EDITO : Dans le championnat des aveugles, certains ont ouvert les yeux

Par Cesco publié le 27 Mai 2019

Alors que l’on reprochait aux équipes de Serie A (à juste titre) de ne pas mettre d’intensité dans leurs matchs, se contentant du jeu éternel de la tactique pour maitriser un football qui évolue tous les jours. Cette intensité manquante s’est vue en Europe et l’écart de niveau avec l’Espagne, l’Angleterre et même l’Allemagne, s’est remarqué. L’Italie a des marges de progression et si la Juventus fait figure de borgne au royaume des aveugles, la Serie A doit s’appuyer sur la 38ème journée pour adopter un modèle de jeu différent.

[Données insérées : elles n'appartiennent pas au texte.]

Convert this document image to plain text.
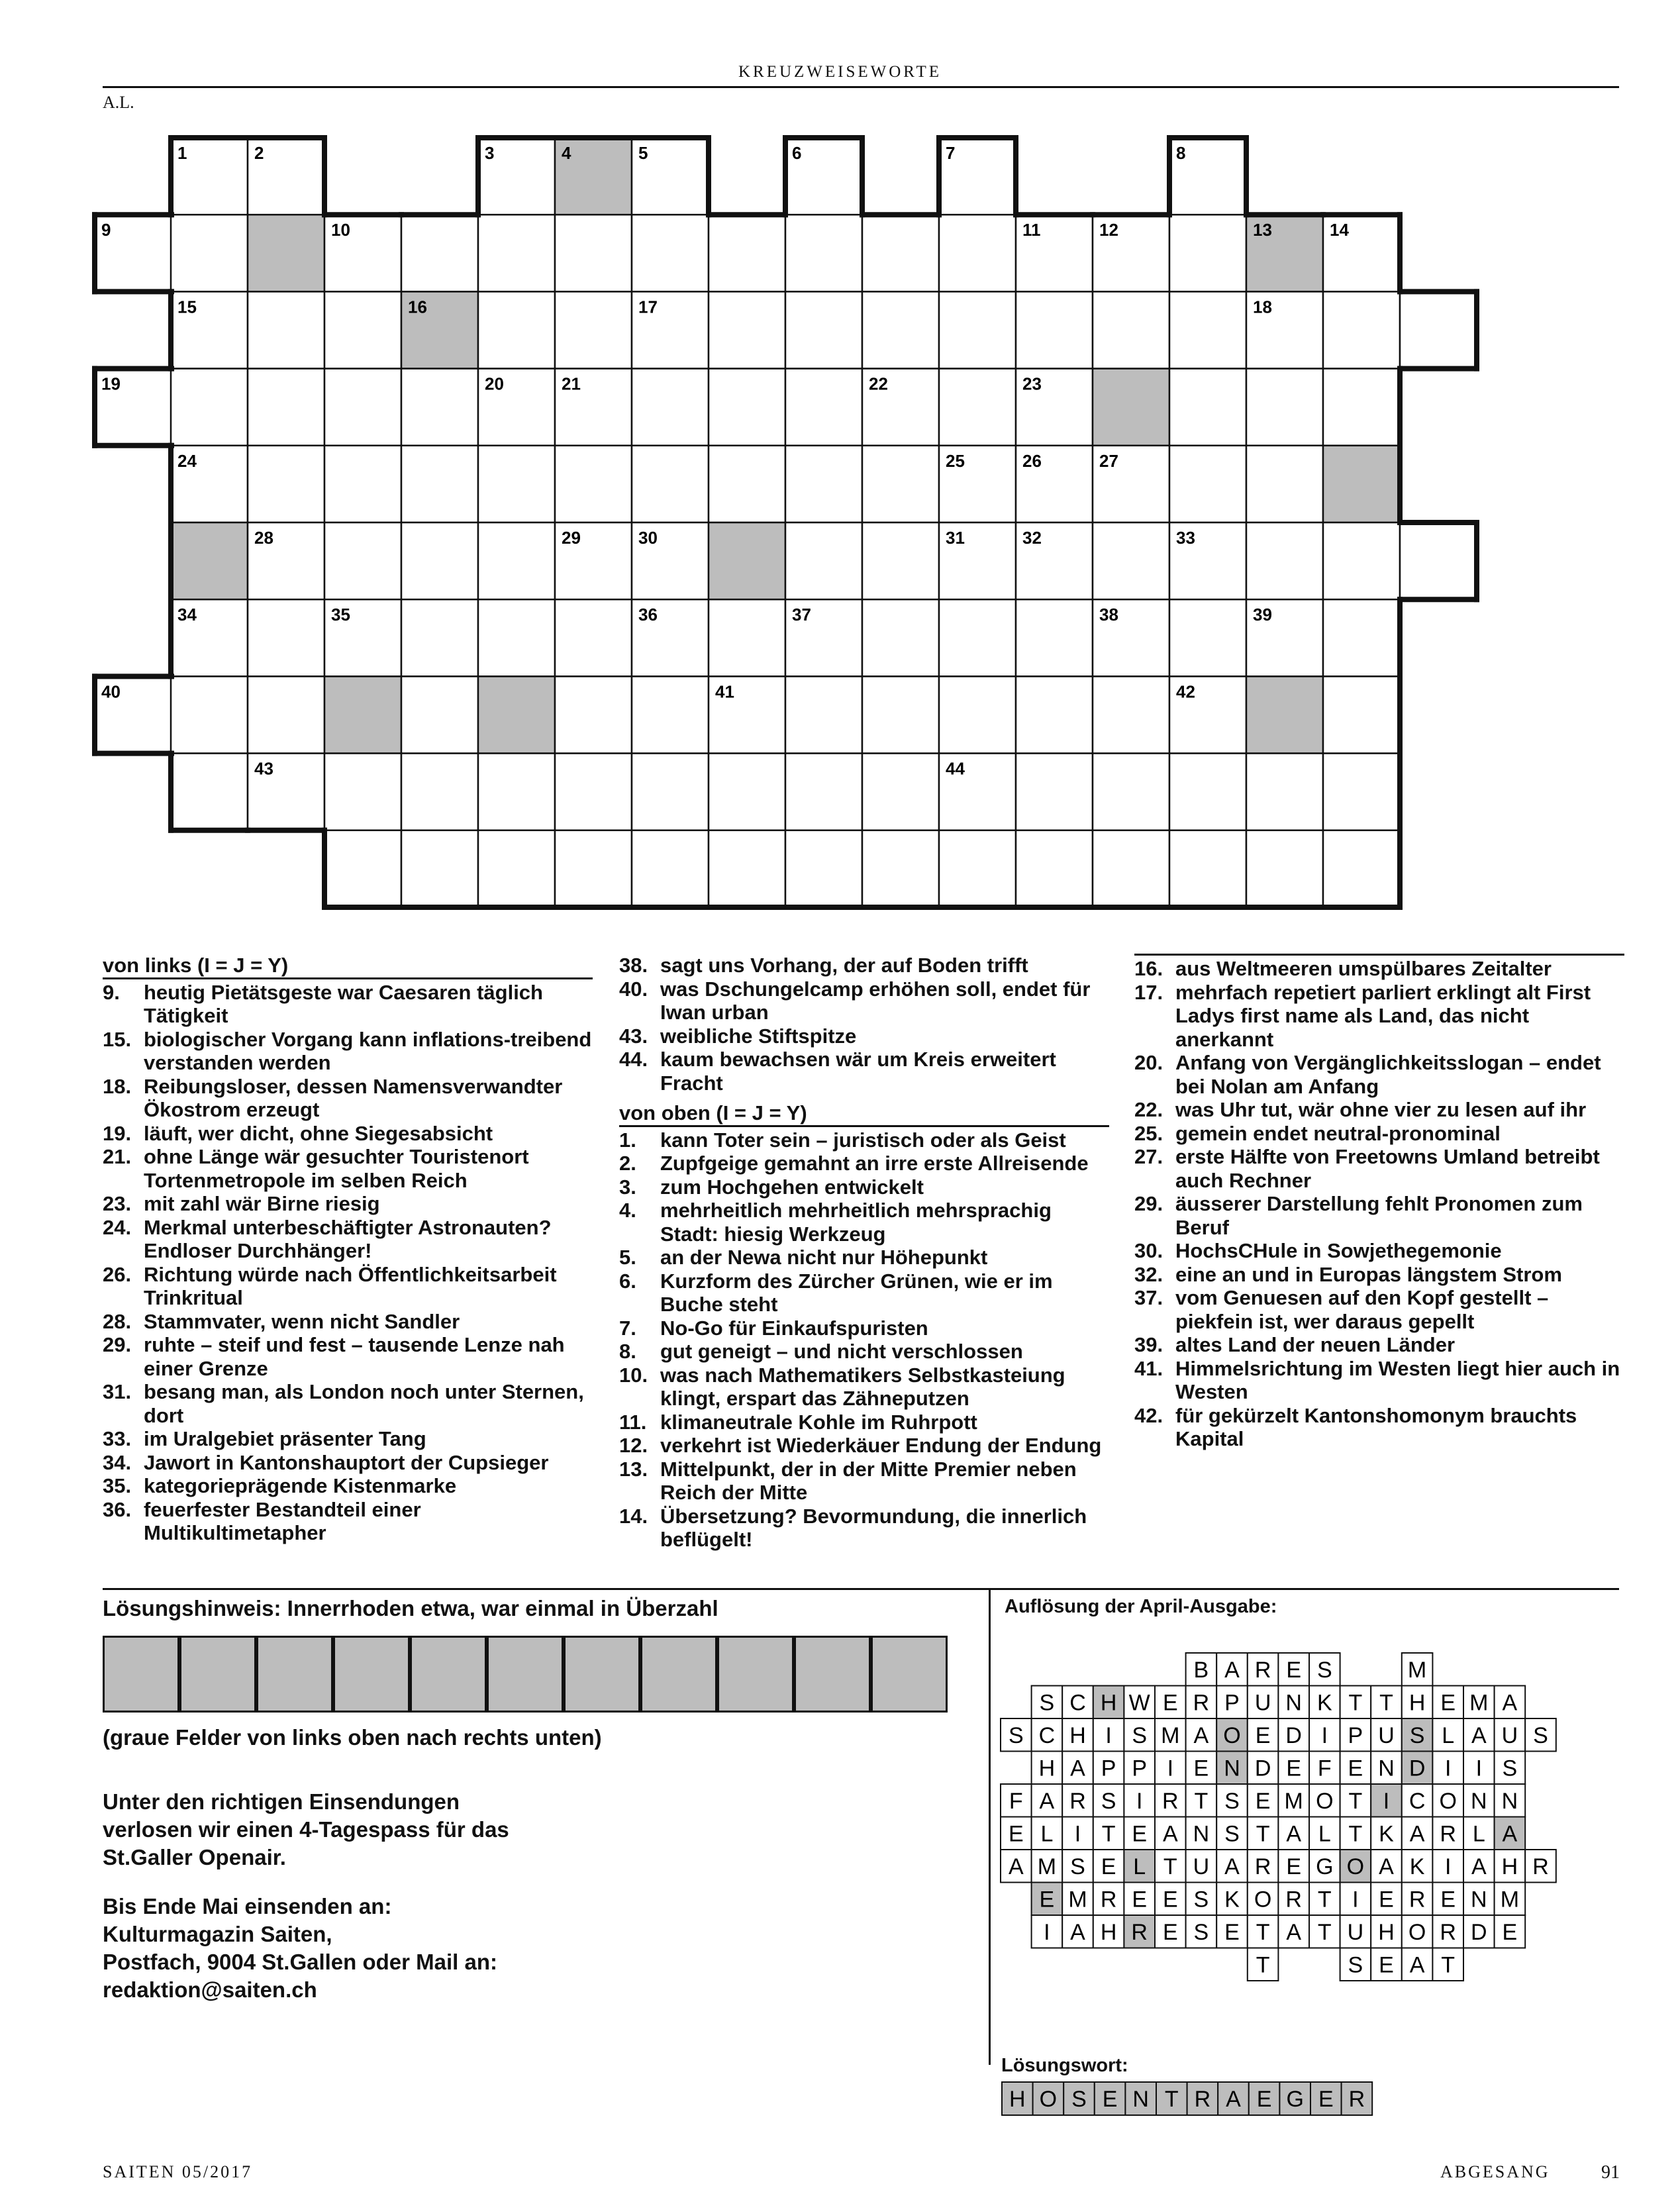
KREUZWEISEWORTE
A.L.
1	2	3	4	5	6	7	8
9	10	11	12	13	14
15	16	17	18
19	20	21	22	23
24	25	26	27
28	29	30	31	32	33
34	35	36	37	38	39
40	41	42
43	44
von links (I = J = Y)
9.	heutig Pietätsgeste war Caesaren täglich Tätigkeit
15. biologischer Vorgang kann inflations-treibend verstanden werden
18. Reibungsloser, dessen Namensverwandter Ökostrom erzeugt
19. läuft, wer dicht, ohne Siegesabsicht
21. ohne Länge wär gesuchter Touristenort Tortenmetropole im selben Reich
23. mit zahl wär Birne riesig
24. Merkmal unterbeschäftigter Astronauten? Endloser Durchhänger!
26. Richtung würde nach Öffentlichkeitsarbeit Trinkritual
28. Stammvater, wenn nicht Sandler
29. ruhte – steif und fest – tausende Lenze nah einer Grenze
31. besang man, als London noch unter Sternen, dort
33. im Uralgebiet präsenter Tang
34. Jawort in Kantonshauptort der Cupsieger
35. kategorieprägende Kistenmarke
36. feuerfester Bestandteil einer Multikultimetapher
38. sagt uns Vorhang, der auf Boden trifft
40. was Dschungelcamp erhöhen soll, endet für Iwan urban
43. weibliche Stiftspitze
44. kaum bewachsen wär um Kreis erweitert Fracht
von oben (I = J = Y)
1.	kann Toter sein – juristisch oder als Geist
2.	Zupfgeige gemahnt an irre erste Allreisende
3.	zum Hochgehen entwickelt
4.	mehrheitlich mehrheitlich mehrsprachig Stadt: hiesig Werkzeug
5.	an der Newa nicht nur Höhepunkt
6.	Kurzform des Zürcher Grünen, wie er im Buche steht
7.	No-Go für Einkaufspuristen
8.	gut geneigt – und nicht verschlossen
10. was nach Mathematikers Selbstkasteiung klingt, erspart das Zähneputzen
11. klimaneutrale Kohle im Ruhrpott
12. verkehrt ist Wiederkäuer Endung der Endung
13. Mittelpunkt, der in der Mitte Premier neben Reich der Mitte
14. Übersetzung? Bevormundung, die innerlich beflügelt!
16. aus Weltmeeren umspülbares Zeitalter
17. mehrfach repetiert parliert erklingt alt First Ladys first name als Land, das nicht anerkannt
20. Anfang von Vergänglichkeitsslogan – endet bei Nolan am Anfang
22. was Uhr tut, wär ohne vier zu lesen auf ihr
25. gemein endet neutral-pronominal
27. erste Hälfte von Freetowns Umland betreibt auch Rechner
29. äusserer Darstellung fehlt Pronomen zum Beruf
30. HochsCHule in Sowjethegemonie
32. eine an und in Europas längstem Strom
37. vom Genuesen auf den Kopf gestellt – piekfein ist, wer daraus gepellt
39. altes Land der neuen Länder
41. Himmelsrichtung im Westen liegt hier auch in Westen
42. für gekürzelt Kantonshomonym brauchts Kapital
Lösungshinweis: Innerrhoden etwa, war einmal in Überzahl
(graue Felder von links oben nach rechts unten)
Unter den richtigen Einsendungen
verlosen wir einen 4-Tagespass für das
St.Galler Openair.
Bis Ende Mai einsenden an:
Kulturmagazin Saiten,
Postfach, 9004 St.Gallen oder Mail an:
redaktion@saiten.ch
Auflösung der April-Ausgabe:
B A R E S	M
S C H W E R P U N K T T H E M A
S C H I S M A O E D I P U S L A U S
H A P P I E N D E F E N D I I S
F A R S I R T S E M O T I C O N N
E L I T E A N S T A L T K A R L A
A M S E L T U A R E G O A K I A H R
E M R E E S K O R T I E R E N M
I A H R E S E T A T U H O R D E
T	S E A T
Lösungswort:
H O S E N T R A E G E R
SAITEN 05/2017	ABGESANG	91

Sur le plateau de Sky hier, tous étaient unanimes à commencer par Fabio Capello : « cet Inter-Empoli est peut être le plus beau match de ce championnat. On a vu de l’intensité, des équipes attaquer et qui avaient vraiment envie de gagner. Ce n’était plus le même championnat le temps d’une journée. Comme quoi …« . Une déclaration que je n’ai pu qu’approuver sur mon canapé en constatant le comportement des joueurs pendant le match. Même constat pour le Milan AC face à la SPAL ou encore l’Atalanta face à Sassuolo. Les équipes italiennes et leurs coachs doivent arrêter de réfléchir aux logiques d’épiceries. Allegri en tête de file, qui pour ce style indigent et insuffisant a vu son contrat stoppé avec la Juve, les coachs italiens doivent désormais évoluer vers un jeu plus rapide, plus intense. Sans pour autant renier l’identité italienne que je défends depuis longtemps, à savoir une défense solide et une capacité à partir en contre rapidement et avec réalisme. Peut-être qu’avec les expériences acquises en Angleterre, et si leurs retours s’avèrent factuels et réels, Antonio Conte et Maurizio Sarri y arriveront. On attend que ça.

La saison tire donc le rideau sur une année folle avec un Milan AC qui reste une nouvelle fois à quai. Si la déception est compréhensible, cette non-qualification pour la Champions League est peut-être un mal pour un bien. Le club doit se reconstruire patiemment et avec de nouvelles bases. Les dernières années ont été terribles sur le plan financier et en coulisses. Il faut de la stabilité et avant tout un accord avec l’UEFA concernant le Fair-Play financier. Jouer une C1 avec une limitation d’effectif et une amende lourde n’aurait pas de sens, surtout que l’Inter et l’AS Roma étaient prêtes à saisir le TAS. Nous aurons donc la Juventus, le Napoli, l’Inter et surtout l’Atalanta, digne représentante du football non renié, du jeu pour le jeu sans la peur de perdre. Le romantisme à l’état pur sans le pragmatisme, une autre Italie qui ne nous déplait pas.